A question for Eircom: where have all the music pirates gone?
Twenty reasons why it’s kicking off everywhere: excellent post from BBC Newsnight economics editor Paul Mason about why we’re seeing protests of every stripe worldwide. Nothing, sadly, in the piece about why the Irish political debate is currently all about an insubstanial leaders’ debate (insubstanial in comparison to the real issues this little country faces).
The business of getting music on the big screen.
Do you remember the sound of silence? Interesting piece from Terence Blacker on the “commercial and cultural terrorism” of taped music in public places.

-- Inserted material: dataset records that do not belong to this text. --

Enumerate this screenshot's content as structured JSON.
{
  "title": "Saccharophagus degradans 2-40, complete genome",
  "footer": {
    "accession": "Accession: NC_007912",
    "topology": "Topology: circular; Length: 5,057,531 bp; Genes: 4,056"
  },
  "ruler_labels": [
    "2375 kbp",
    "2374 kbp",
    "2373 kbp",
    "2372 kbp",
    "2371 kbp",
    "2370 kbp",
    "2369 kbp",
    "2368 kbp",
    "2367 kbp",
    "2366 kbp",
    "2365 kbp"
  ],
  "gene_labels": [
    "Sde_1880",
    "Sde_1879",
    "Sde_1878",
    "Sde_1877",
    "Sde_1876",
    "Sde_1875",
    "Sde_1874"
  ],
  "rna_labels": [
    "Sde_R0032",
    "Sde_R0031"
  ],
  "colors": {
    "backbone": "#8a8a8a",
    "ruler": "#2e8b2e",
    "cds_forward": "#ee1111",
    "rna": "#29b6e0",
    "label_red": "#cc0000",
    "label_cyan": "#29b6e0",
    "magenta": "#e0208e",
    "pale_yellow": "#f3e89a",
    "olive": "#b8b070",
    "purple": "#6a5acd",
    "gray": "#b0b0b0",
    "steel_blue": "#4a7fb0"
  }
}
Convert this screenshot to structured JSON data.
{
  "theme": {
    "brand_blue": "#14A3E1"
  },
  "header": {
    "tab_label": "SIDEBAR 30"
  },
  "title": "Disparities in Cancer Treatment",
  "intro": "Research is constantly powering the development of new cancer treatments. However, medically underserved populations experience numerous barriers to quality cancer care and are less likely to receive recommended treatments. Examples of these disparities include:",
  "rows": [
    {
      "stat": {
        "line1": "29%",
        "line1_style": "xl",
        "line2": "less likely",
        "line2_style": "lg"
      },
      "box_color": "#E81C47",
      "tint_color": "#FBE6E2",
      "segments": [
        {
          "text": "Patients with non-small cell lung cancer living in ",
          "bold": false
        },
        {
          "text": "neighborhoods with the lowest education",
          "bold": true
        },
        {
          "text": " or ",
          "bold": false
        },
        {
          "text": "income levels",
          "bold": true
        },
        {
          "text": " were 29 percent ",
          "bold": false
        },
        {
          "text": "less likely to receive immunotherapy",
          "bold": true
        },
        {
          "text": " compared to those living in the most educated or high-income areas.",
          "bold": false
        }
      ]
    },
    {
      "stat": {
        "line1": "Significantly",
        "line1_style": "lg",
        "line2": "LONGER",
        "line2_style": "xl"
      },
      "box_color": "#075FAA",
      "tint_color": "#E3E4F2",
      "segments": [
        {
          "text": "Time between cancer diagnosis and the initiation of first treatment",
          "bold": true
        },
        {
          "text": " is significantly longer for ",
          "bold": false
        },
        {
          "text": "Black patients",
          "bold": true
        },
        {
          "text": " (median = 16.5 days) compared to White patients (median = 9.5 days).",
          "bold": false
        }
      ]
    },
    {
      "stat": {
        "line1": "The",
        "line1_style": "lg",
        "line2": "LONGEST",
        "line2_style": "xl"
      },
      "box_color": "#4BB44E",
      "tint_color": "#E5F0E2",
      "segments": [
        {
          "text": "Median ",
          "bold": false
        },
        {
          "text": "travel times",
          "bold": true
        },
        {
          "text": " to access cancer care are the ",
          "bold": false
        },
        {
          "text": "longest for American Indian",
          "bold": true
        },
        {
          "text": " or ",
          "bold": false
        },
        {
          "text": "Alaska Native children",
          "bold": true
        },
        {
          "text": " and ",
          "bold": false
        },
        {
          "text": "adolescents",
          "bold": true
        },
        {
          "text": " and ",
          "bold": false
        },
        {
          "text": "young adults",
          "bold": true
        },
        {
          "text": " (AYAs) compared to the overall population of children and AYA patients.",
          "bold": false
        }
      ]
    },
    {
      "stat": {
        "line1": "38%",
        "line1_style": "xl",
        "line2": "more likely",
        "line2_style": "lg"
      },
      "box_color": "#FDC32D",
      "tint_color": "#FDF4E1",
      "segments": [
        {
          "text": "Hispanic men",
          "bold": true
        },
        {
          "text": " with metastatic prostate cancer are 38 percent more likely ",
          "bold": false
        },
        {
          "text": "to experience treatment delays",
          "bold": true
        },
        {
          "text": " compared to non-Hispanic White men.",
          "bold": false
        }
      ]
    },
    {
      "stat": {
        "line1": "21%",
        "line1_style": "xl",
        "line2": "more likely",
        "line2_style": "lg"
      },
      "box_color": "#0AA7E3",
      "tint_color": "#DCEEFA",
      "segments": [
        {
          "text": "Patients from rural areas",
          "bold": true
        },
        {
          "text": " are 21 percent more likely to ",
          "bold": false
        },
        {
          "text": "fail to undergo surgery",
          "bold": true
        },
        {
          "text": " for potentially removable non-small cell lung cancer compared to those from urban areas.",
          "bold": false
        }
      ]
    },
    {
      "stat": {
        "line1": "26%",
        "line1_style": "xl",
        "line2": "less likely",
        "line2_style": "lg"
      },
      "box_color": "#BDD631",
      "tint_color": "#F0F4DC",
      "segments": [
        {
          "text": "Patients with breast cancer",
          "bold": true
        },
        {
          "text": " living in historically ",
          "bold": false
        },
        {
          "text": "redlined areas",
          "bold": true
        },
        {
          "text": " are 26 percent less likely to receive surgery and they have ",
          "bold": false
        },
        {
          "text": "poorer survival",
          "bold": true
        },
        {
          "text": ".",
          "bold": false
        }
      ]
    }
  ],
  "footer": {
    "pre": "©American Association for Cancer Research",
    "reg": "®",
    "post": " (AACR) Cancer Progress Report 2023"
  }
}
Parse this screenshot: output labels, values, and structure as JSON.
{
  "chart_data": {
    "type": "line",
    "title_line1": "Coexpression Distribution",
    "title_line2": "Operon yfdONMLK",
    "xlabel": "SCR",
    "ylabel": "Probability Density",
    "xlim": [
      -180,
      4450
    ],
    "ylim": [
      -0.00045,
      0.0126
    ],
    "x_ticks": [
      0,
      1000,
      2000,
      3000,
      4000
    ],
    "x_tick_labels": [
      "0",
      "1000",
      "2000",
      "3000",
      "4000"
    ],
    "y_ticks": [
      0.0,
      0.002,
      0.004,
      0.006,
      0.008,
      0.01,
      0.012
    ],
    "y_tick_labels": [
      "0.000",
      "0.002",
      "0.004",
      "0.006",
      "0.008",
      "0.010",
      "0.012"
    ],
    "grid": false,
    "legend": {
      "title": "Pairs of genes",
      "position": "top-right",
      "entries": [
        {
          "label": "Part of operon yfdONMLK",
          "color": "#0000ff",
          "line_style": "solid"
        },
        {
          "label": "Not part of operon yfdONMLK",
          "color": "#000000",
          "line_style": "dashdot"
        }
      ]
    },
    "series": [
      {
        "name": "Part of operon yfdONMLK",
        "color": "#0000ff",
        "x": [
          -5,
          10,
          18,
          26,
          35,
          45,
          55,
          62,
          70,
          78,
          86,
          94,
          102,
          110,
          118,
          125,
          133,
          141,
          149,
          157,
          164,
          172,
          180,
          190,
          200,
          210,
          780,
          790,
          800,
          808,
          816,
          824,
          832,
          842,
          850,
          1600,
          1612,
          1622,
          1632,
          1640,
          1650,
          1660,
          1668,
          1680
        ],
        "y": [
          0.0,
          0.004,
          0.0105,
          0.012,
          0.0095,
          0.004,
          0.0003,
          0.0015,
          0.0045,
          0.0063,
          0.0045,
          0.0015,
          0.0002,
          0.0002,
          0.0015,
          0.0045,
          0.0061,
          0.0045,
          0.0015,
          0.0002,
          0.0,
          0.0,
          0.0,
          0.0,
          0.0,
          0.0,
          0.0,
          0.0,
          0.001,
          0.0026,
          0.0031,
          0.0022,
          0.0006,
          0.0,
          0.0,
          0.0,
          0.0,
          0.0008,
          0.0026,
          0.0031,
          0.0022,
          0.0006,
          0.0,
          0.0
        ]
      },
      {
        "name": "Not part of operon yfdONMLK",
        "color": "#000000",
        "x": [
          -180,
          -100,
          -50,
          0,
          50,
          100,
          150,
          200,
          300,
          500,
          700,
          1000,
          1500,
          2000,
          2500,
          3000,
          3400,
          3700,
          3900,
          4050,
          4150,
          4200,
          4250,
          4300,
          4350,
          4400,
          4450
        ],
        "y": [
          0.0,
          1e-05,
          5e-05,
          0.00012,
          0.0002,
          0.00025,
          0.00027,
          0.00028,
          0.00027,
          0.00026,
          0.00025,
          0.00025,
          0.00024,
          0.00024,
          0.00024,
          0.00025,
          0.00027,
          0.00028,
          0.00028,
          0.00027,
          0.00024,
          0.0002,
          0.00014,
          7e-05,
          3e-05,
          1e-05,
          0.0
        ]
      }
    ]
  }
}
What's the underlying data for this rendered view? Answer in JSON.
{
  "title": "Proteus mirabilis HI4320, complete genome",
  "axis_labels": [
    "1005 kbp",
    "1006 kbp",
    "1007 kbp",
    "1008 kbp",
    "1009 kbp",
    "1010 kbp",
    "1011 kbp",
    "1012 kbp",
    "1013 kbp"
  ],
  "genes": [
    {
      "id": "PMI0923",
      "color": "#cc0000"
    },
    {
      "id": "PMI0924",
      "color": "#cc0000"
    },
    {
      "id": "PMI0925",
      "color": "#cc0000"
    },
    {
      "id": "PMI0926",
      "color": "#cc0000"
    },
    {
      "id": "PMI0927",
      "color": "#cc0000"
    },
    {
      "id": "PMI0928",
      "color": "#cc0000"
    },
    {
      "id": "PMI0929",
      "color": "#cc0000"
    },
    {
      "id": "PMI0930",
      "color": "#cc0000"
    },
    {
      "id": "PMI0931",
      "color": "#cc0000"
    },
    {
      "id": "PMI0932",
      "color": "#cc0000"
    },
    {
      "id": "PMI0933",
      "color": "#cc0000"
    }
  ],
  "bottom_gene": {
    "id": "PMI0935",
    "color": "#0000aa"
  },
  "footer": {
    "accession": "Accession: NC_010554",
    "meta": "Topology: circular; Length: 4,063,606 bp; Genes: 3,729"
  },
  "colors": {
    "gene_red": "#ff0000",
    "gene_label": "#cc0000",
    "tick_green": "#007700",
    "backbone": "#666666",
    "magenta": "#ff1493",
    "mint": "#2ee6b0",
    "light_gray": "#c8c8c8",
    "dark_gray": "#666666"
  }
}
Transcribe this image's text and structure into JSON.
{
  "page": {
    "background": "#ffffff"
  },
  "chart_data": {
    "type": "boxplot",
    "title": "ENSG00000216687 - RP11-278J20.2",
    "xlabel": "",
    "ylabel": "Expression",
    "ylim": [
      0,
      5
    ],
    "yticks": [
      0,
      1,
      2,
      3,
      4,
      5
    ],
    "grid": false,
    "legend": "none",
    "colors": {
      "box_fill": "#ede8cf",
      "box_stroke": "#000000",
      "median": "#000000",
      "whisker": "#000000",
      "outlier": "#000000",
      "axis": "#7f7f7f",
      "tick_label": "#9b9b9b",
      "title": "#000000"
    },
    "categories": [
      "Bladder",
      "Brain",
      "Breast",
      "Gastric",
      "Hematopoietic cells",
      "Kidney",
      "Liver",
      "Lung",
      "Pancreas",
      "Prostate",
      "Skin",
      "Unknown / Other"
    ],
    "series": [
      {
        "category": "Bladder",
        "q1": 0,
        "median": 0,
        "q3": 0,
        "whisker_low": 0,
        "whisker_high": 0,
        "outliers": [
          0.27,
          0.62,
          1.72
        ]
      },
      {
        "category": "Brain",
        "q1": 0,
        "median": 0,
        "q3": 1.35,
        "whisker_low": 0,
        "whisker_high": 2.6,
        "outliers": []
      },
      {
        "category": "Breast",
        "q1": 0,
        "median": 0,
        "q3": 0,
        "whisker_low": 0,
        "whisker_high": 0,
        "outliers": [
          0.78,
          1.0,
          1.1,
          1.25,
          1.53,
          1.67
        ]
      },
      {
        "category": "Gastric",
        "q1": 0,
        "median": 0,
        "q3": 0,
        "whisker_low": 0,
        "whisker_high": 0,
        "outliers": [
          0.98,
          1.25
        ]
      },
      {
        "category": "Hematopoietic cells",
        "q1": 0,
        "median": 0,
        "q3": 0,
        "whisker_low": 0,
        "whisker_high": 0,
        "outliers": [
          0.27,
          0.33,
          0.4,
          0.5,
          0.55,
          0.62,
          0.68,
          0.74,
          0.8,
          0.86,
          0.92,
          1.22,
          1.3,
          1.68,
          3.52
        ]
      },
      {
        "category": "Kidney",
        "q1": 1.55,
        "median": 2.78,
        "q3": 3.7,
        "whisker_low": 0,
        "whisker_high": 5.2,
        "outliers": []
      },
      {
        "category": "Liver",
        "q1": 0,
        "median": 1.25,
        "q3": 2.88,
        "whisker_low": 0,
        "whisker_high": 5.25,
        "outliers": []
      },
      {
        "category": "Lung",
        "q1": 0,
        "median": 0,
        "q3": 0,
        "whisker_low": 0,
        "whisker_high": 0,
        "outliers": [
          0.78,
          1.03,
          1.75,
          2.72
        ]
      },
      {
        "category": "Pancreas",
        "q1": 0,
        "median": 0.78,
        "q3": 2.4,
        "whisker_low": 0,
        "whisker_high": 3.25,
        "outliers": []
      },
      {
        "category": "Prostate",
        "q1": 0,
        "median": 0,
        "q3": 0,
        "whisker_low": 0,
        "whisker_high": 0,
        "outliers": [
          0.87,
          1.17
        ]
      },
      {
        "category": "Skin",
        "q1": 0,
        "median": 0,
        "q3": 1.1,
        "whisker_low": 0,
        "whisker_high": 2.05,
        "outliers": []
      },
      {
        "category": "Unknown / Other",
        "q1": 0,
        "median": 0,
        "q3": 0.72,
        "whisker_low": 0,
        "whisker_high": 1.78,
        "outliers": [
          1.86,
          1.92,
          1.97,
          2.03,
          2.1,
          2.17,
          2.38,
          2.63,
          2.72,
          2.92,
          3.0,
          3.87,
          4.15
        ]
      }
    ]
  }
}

Francis Ford Coppola on art: “This idea of Metallica or some rock n’ roll singer being rich, that’s not necessarily going to happen anymore. Because, as we enter into a new age, maybe art will be free. Maybe the students are right. They should be able to download music and movies. I’m going to be shot for saying this. But who said art has to cost money? And therefore, who says artists have to make money?”
Well, it worked for The Priests….
Jaysus, if U2 owned a dog, he’d come up and piss on their leg at this stage what with Spiderman woes and now, Johannesburg copper thieves.
Interesting post from Pop & Hiss about why stories about low US record sales aren’t really telling the full story. Yes, there’s a bang of spin off the piece, but there’s also a few home truths about long-run sustainability in there too.
Anyone buying or selling a ticket? If Live Nation can jump into bed with Ticketmaster (we’re still raging they didn’t call the company MasterNation), well their rivals AEG Live can also do their own ticketing deal. The latter have joined forces with Canuck tech start-up Outbox Technology to set up its own bespoke ticketing service and hope to have the system up and running in their US venues by later this year with a global roll-out by 2013. AEG don’t (yet) own or operate any venues in Ireland.